Rudy memang selalu selangkah lebih maju dari Ares.
Sementara Rom adalah pendatang baru dalam Arena. Ares tidak berharap banyak. Ia tahu pria itu sungguh payah. Lihat saja. Pria itu terlihat putus asa dengan berdiri di sudut sekat, tidak berani mencampuri peraduan listrik dan tanah diantara Koina – yang dikendalikan oleh Ares, dan Rudy.
Sementara Rudy berusaha semampunya menyerang dan menangkis serangan Koina yang bertubi-tubi.
"Bantu aku!" seru Rudy. Ia tampak geram melihat anggota satu timnya yang lain hanya berdiri di pojok.
"Ta... Tapi..." Rom tidak tahu harus bagaimana. Beberapa kali ia hanya menghindar dari serangan Koina. Ia tidak tega menyerang gadis kecil bermata kosong itu.
"Serang Ares!" seru Rudy, semakin frustasi. Tubuhnya sudah berdarah-darah karena terkena sayatan listrik. Rom merasa ngeri dengan luka-luka yang didapat oleh Rudy. Apakah mereka benar-benar serius ketika mengatakan tidak pernah ada korban meninggal dalam duel ini? Ini aneh.
Tampaknya Rudy sudah mendekati batas kemampuannya. "Kalau aku sudah ambruk, kau harus mencobanya." Kata pria itu dengan nafas ngos-ngosan.
"Tapi..." Rom merasa kerongkongannya tercekat.
Dia tidak ingin bertarung! Sialan!
Rudy ambruk. Dan sebelum Rom sempat tersadar, ia terlempar ke dinding, sengatan menyakitkan melumpuhkan anggota geraknya untuk beberapa saat. Dia berusaha bangkit berdiri.
"Rom..."
Ia mendengar panggilan Ares sayup-sayup dari dalam kepalanya yang pening karena benturan tadi.
"Giliranmu."
"Tidak..." Rom menggeleng lemah. "Aku benci ini."

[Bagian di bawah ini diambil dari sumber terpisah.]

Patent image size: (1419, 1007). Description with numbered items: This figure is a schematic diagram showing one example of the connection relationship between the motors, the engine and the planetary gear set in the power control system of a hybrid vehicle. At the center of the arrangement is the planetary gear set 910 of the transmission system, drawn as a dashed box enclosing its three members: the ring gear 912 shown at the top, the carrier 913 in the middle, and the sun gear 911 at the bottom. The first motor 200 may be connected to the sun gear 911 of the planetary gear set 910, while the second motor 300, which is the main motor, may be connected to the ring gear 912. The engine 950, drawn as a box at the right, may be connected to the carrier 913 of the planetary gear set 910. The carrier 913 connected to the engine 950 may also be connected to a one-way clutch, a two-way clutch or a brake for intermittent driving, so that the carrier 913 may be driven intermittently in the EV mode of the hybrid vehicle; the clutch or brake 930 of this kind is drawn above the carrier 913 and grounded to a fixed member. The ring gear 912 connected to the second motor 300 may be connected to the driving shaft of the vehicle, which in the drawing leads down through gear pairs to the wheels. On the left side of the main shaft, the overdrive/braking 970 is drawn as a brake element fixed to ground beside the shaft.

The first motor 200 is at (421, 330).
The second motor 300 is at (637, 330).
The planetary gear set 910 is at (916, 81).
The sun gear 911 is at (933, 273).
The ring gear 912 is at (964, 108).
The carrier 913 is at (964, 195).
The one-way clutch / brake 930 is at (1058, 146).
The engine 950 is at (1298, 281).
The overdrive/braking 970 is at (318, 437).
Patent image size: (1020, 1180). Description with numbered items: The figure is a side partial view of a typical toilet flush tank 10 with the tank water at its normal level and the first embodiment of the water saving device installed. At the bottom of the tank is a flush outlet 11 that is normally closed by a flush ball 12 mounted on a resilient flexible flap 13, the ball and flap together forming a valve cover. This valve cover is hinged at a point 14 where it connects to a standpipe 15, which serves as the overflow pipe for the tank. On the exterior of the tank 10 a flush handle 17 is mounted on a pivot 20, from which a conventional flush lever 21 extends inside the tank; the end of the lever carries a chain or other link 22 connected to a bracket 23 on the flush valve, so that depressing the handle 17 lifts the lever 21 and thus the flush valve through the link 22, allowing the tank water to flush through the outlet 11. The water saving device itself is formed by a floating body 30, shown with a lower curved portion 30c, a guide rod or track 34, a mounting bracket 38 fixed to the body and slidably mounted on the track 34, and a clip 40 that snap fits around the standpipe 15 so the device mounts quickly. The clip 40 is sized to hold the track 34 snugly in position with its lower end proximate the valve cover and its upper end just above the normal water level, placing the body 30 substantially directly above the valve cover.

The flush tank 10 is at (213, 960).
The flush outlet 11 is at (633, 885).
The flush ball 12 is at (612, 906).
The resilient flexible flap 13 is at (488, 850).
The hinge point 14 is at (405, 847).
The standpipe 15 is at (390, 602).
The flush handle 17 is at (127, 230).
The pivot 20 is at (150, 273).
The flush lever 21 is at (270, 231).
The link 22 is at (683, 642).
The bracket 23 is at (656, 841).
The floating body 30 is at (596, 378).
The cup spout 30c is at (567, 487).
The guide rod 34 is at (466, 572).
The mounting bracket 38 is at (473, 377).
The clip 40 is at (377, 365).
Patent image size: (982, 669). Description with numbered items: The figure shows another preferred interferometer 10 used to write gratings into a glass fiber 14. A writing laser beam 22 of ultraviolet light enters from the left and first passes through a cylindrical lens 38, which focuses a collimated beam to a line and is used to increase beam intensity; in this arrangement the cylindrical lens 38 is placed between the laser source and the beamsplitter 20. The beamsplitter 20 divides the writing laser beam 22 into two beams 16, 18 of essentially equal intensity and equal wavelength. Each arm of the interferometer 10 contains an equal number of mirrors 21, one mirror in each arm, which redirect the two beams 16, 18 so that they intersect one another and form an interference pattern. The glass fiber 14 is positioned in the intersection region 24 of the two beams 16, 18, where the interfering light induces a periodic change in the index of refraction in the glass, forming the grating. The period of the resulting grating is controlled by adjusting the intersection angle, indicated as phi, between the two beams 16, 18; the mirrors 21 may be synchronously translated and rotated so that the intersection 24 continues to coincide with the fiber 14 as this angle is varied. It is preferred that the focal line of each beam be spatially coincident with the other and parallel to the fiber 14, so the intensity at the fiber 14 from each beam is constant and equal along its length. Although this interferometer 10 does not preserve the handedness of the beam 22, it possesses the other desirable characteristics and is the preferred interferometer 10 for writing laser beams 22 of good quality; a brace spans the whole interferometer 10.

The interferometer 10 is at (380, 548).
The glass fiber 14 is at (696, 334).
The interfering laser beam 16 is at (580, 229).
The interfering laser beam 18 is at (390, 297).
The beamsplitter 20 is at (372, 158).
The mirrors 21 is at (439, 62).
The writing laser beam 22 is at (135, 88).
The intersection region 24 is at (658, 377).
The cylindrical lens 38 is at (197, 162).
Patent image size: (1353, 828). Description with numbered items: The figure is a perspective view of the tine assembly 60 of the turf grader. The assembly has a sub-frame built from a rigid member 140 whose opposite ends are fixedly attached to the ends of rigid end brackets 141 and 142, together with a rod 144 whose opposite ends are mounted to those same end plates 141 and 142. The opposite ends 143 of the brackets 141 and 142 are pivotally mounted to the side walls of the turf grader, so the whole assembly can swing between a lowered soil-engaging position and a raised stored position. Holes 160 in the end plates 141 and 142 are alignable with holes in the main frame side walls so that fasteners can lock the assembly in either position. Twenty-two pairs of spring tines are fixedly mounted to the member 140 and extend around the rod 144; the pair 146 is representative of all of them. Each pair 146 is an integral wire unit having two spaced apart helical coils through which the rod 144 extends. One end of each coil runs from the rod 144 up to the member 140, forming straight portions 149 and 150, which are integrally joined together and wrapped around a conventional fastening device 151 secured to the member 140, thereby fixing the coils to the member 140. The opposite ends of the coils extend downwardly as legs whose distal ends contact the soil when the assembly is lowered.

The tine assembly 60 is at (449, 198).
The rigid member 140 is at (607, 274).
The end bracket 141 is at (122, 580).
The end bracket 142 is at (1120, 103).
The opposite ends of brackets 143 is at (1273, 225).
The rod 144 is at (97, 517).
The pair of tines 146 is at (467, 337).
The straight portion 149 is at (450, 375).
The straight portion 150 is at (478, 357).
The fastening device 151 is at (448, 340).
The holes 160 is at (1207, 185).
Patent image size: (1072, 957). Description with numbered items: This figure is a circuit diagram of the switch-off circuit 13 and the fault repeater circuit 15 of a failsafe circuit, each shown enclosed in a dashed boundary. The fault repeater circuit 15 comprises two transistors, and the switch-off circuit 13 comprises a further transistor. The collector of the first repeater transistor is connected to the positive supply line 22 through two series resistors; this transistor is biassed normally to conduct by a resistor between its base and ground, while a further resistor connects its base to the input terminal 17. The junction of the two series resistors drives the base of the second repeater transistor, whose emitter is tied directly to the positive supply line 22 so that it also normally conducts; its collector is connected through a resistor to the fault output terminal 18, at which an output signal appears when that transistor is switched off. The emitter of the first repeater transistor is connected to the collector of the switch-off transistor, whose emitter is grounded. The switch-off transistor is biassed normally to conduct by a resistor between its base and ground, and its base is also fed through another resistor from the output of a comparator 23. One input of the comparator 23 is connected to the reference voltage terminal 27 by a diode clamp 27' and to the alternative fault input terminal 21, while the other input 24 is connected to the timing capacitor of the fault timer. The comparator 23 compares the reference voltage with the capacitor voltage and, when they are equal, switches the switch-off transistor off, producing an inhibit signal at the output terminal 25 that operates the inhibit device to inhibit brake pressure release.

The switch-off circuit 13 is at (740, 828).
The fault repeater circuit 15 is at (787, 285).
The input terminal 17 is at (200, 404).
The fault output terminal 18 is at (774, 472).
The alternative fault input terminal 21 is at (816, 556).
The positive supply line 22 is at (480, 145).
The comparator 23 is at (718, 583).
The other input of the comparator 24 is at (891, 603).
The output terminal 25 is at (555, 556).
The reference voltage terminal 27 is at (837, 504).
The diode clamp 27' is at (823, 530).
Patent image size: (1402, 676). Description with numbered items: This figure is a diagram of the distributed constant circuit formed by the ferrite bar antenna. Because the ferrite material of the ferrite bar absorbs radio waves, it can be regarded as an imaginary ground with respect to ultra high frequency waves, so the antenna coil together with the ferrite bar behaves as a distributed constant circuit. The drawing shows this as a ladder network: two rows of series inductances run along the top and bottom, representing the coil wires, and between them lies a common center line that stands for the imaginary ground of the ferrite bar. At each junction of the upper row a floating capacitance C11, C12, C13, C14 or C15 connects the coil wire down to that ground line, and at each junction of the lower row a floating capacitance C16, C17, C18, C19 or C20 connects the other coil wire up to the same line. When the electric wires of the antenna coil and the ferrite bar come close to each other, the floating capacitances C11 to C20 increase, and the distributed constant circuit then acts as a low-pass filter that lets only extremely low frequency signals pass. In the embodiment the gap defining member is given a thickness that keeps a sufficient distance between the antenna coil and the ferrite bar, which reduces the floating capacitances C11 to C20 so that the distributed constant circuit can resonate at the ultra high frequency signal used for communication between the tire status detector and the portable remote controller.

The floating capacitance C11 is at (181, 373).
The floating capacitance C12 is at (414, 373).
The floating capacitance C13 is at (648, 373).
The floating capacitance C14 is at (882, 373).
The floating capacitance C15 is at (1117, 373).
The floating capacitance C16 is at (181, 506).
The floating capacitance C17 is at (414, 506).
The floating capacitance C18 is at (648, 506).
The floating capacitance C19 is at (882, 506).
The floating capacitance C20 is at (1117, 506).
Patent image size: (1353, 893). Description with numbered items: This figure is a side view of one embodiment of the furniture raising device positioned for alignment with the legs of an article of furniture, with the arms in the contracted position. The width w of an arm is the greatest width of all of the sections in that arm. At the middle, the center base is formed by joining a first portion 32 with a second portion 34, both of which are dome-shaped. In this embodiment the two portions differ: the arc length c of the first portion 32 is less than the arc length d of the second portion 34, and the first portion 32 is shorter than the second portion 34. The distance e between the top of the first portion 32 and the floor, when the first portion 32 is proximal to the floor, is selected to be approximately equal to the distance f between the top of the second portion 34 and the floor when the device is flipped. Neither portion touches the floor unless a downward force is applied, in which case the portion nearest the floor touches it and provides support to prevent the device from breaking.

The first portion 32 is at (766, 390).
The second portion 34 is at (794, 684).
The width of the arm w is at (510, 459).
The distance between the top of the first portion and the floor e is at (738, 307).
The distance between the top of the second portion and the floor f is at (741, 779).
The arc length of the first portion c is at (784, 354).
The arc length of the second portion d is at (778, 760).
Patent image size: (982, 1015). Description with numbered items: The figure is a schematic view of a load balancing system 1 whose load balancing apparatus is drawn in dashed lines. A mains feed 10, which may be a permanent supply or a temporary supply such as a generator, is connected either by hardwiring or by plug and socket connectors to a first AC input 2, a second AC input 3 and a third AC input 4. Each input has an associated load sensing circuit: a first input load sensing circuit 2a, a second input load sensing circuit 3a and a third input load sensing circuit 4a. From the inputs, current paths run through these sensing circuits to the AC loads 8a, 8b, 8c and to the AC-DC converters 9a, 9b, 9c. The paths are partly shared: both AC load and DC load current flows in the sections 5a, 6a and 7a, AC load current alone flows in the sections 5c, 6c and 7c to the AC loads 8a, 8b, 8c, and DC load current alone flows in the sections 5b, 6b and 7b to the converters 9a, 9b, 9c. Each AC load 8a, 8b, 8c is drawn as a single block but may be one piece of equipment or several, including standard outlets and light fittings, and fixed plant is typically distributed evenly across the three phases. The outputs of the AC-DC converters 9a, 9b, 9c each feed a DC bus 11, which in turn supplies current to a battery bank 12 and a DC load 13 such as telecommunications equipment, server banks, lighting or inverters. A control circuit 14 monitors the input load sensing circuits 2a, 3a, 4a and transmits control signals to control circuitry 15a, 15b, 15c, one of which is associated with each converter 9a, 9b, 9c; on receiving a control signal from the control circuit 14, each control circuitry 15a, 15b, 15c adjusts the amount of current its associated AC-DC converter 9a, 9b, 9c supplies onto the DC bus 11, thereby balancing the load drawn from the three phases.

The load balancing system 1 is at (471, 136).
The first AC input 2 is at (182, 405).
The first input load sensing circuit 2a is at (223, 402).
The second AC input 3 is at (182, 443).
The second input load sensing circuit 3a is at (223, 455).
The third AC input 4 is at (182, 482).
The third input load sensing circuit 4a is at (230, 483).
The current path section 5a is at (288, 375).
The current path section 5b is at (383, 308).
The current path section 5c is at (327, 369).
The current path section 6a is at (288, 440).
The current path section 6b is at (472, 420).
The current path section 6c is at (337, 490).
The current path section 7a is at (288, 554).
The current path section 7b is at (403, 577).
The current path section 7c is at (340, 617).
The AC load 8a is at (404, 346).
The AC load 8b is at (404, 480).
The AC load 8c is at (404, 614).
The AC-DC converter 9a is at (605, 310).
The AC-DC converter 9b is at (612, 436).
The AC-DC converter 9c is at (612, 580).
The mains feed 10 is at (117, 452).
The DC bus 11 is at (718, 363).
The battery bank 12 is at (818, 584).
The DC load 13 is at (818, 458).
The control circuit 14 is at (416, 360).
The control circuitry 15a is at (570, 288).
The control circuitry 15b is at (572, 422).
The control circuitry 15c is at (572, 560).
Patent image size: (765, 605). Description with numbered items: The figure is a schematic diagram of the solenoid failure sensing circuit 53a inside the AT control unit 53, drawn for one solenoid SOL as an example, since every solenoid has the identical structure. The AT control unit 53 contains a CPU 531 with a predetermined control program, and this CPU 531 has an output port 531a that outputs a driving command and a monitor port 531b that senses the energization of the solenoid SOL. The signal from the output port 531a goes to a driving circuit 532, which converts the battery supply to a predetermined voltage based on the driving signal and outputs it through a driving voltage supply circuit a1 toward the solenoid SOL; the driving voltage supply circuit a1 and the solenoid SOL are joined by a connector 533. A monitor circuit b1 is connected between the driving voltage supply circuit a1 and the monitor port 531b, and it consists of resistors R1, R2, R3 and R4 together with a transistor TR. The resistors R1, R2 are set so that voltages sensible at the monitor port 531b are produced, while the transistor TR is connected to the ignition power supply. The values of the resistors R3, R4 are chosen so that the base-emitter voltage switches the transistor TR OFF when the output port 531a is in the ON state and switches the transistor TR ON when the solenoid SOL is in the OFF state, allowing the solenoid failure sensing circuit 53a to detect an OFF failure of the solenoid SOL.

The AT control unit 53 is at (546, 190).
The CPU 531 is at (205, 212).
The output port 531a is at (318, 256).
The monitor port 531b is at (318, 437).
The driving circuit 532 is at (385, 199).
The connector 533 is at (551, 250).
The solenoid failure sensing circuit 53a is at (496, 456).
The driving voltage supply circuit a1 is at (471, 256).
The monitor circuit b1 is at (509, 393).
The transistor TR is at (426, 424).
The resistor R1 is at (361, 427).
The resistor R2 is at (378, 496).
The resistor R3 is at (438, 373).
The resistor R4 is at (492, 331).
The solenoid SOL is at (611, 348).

"Bukankah kita sudah sepakat? Hmm, Jika kau tidak mau, aku sendiri yang akan mengakhirinya."
"Mak... maksudmu?"
Rom mengangkat wajahnya. Koina sudah berdiri di hadapannya dengan percikan listrik muncul dari ujung-ujung jarinya. Mata kosongnya menatap tajam Rom, tatapan Ares.
Seketika Rom memahami keputusan Ares. Jika dia tidak mengikuti rencana mereka, maka Ares akan menggunakan tubuhnya untuk melukai gadis kecil ini.
"Ti... Tidak!"
Rom mengangkat sebelah tangannya. Percikan api kecil muncul, dan sedetik kemudian sebelah tangannya terbakar dengan lidah api yang berkobar menjilat-jilat. Rom tidak tahu apa yang akan ia lakukan. Ia hanya berharap ia tidak akan melukai Koina. Ia melempar cambuk api yang terbentuk dari tangannya ke arah Ares yang berdiri di ujung. Koina ambruk seketika di depannya.
Dan entah apa yang terjadi selanjutnya. Mendadak matanya menggelap, sebelumya ia sempat melihat Ares menghilang dalam jilatan api yang semakin membesar.